One reason why a write may fail, is where USB is used and the receiving end doesn't read fast enough to clear out the receive buffer. In that case, write on the MicroPython side will timeout, and without this patch, part of the data is lost. This behavior was observed between a Pi Pico as client and a Linux host using the ACM driver.
This patch addresses this issue by at least moving the responsibility of supplying a return value from the core code in sys_stdio_mphal.c to the respective mp_hal_stdout_tx_strn() functions in each port. The next step is to make each port return the number of bytes actually written. For some ports, this is already implemented by this patch: where the write() system call is used, or tud_cdc_write() is used to write to USB.

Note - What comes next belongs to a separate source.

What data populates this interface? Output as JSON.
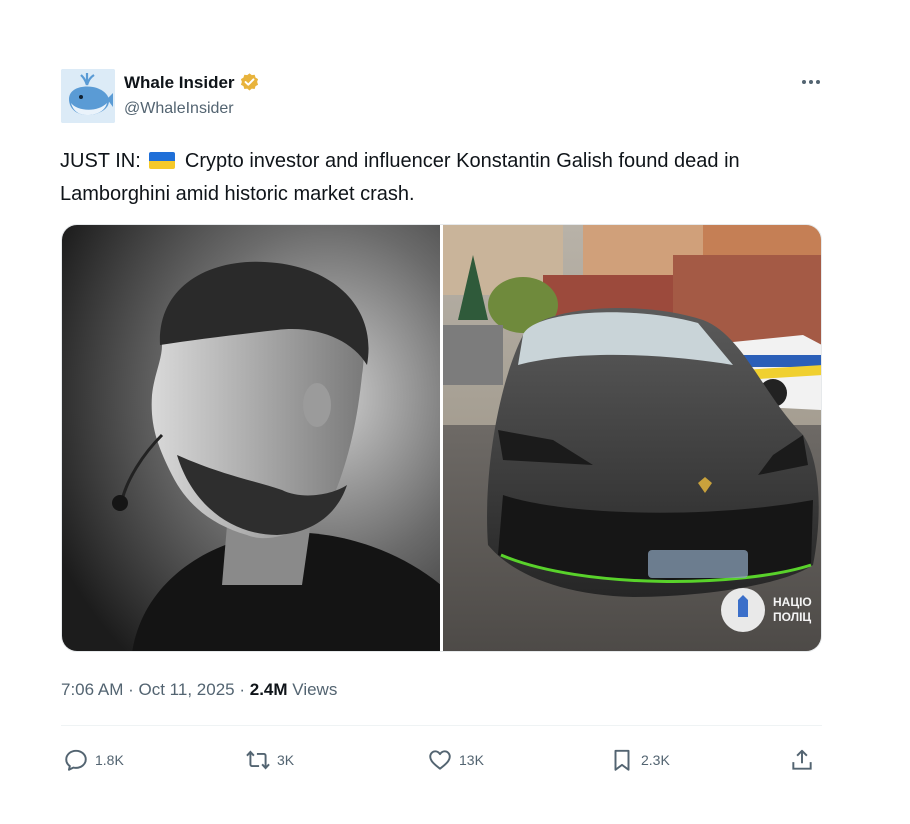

A tricky problem is where mp_hal_stdout_tx_strn() has multiple outputs, e.g. USB combined with dupterm and/or hardware UART. In such cases, only successfully written bytes should probably be sent to dupterm, or else a second attempt to submit the same data will show on dupterm as duplicated data, and/or dupterm shows data that is not visible on USB.
sys.stdout.write() is a bit more difficult (but not impossible) to fix as it performs data modification (aka "cooked" output). It is kept as-is in this patch. The tradeoff made here is that developers that really care about the return value of write(), should probably use sys.stdout.buffer.write() anyway.
This patch may break some existing code, but the expectation is that it fixes existing code as well, given the fact that the return value oddness of sys.stdout.buffer.write() is not documented and probably not well known, so it is not likely that code depends on the prior (broken) behavior.